Yes, Facebook. And like the hamisha homshey torah, they use Facebook to teach me valuable life lessons. After losing my cellphone again I was forced to send out a message to many of my Facebook contacts, requesting that they send me their numbers for my new phone book. On the list of recipients was my grandmother, bless her soul. Still not up on the wild world of online etiquette, and not knowing that her reply would be sent to every contact in the thread, she comes back with this:
Carli I did not see this message until after I phoned you
I will not give my number out on the internet for everyone to read
that is not safe you should know that smarten up
For what the message lacked in punctuation, it also lacked in tactfulness. She' short and sweet, and not just in the way she writes. Of course, my grandparents see it as their duty to offer a firm set of principles to which I happily adhere. I don't kill. I don't cheat. I don't covet my neighbour's wife (often). And now, thanks to the Good Book, Facebook, I will not give my number out online. Not only because she humiliated the heck out of me by sending that crass little lecture to everyone I know, but because she has a point.

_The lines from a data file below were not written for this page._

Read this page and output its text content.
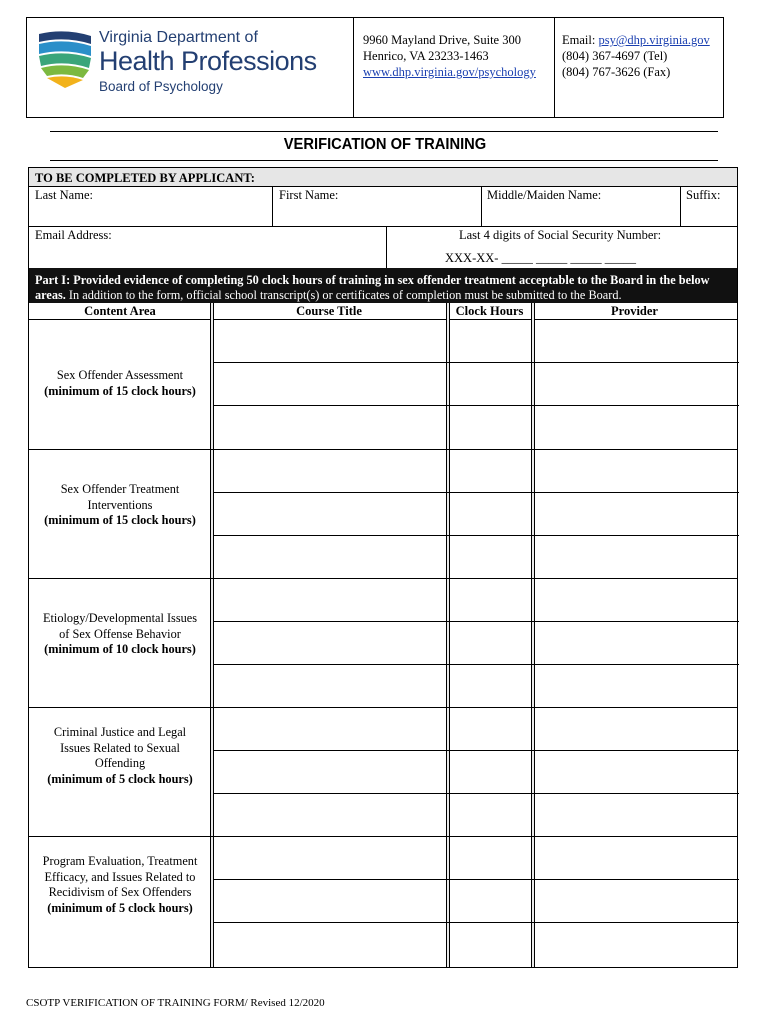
Virginia Department of
Health Professions
Board of Psychology
9960 Mayland Drive, Suite 300
Henrico, VA 23233-1463
www.dhp.virginia.gov/psychology
Email: psy@dhp.virginia.gov
(804) 367-4697 (Tel)
(804) 767-3626 (Fax)
VERIFICATION OF TRAINING
TO BE COMPLETED BY APPLICANT:
Last Name:	First Name:	Middle/Maiden Name:	Suffix:
Email Address:	Last 4 digits of Social Security Number:
XXX-XX- _____ _____ _____ _____
Part I: Provided evidence of completing 50 clock hours of training in sex offender treatment acceptable to the Board in the below
areas. In addition to the form, official school transcript(s) or certificates of completion must be submitted to the Board.
Content Area	Course Title	Clock Hours	Provider
Sex Offender Assessment
(minimum of 15 clock hours)
Sex Offender Treatment
Interventions
(minimum of 15 clock hours)
Etiology/Developmental Issues
of Sex Offense Behavior
(minimum of 10 clock hours)
Criminal Justice and Legal
Issues Related to Sexual
Offending
(minimum of 5 clock hours)
Program Evaluation, Treatment
Efficacy, and Issues Related to
Recidivism of Sex Offenders
(minimum of 5 clock hours)
CSOTP VERIFICATION OF TRAINING FORM/ Revised 12/2020
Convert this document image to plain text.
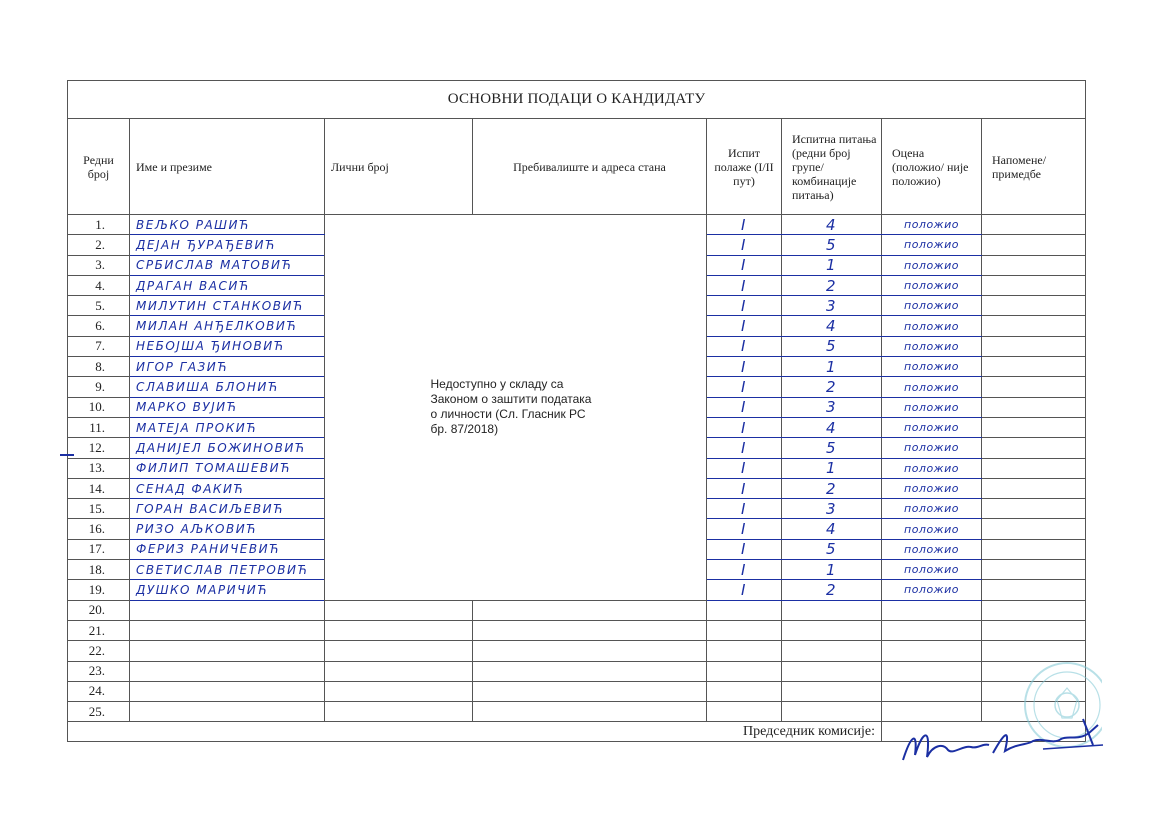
ОСНОВНИ ПОДАЦИ О КАНДИДАТУ							

Редни број	Име и презиме	Лични број	Пребивалиште и адреса стана	Испит полаже (I/II пут)	Испитна питања (редни број групе/ комбинације питања)	Оцена (положио/ није положио)	Напомене/ примедбе

1.	ВЕЉКО РАШИЋ	Недоступно у складу са Законом о заштити података о личности (Сл. Гласник РС бр. 87/2018)		I	4	положио	
2.	ДЕЈАН ЂУРАЂЕВИЋ			I	5	положио	
3.	СРБИСЛАВ МАТОВИЋ			I	1	положио	
4.	ДРАГАН ВАСИЋ			I	2	положио	
5.	МИЛУТИН СТАНКОВИЋ			I	3	положио	
6.	МИЛАН АНЂЕЛКОВИЋ			I	4	положио	
7.	НЕБОЈША ЂИНОВИЋ			I	5	положио	
8.	ИГОР ГАЗИЋ			I	1	положио	
9.	СЛАВИША БЛОНИЋ			I	2	положио	
10.	МАРКО ВУЈИЋ			I	3	положио	
11.	МАТЕЈА ПРОКИЋ			I	4	положио	
12.	ДАНИЈЕЛ БОЖИНОВИЋ			I	5	положио	
13.	ФИЛИП ТОМАШЕВИЋ			I	1	положио	
14.	СЕНАД ФАКИЋ			I	2	положио	
15.	ГОРАН ВАСИЉЕВИЋ			I	3	положио	
16.	РИЗО АЉКОВИЋ			I	4	положио	
17.	ФЕРИЗ РАНИЧЕВИЋ			I	5	положио	
18.	СВЕТИСЛАВ ПЕТРОВИЋ			I	1	положио	
19.	ДУШКО МАРИЧИЋ			I	2	положио	
20.							
21.							
22.							
23.							
24.							
25.							
Председник комисије:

We may think our elders are dated when it comes to the internet. They won't use their credit cards, they secure everything with passwords, including their desktops, and downloading ANYTHING is strictly prohibited. Perhaps our generation has become so familiar with the web rendering us utterly desensitized to its potential dangers, that we tend to forget the basic principals of safety.
You might think it odd that my Bubbie has a Facebook account. At first, I would have agreed. No grandmother should ever be privy to pictures of her living legacy lapping up liquor, with one nipple hanging out, a cigarette in the left while playfully giving the finger on the right. Luckily, I didn't go to University of Western Ontario so pictures of that nature won't ever exist.
And another thing you'll never see me do (again) is broadcast my number online for all to see. The internet is a wonderful place, but it can also be a scary one. That's why experts (and I'm not just referring to my Bubbie) suggest that it's never a good idea to release any private information about yourself online. Most credible sites and companies will never request this type of information in a web interaction. Also, it's wise to think carefully before you create an email address or screen name. Many web experts suggest using a combination of letters and numbers in both, and never using your real name in chat rooms. Finally, experts agree that web users should never, EVER give their phone numbers away online. Web savvy people are able to use phone numbers to track down other information, including credit card information, and even your precise location.
Consider this a lesson learned. Bubbie, 1. Me, 0.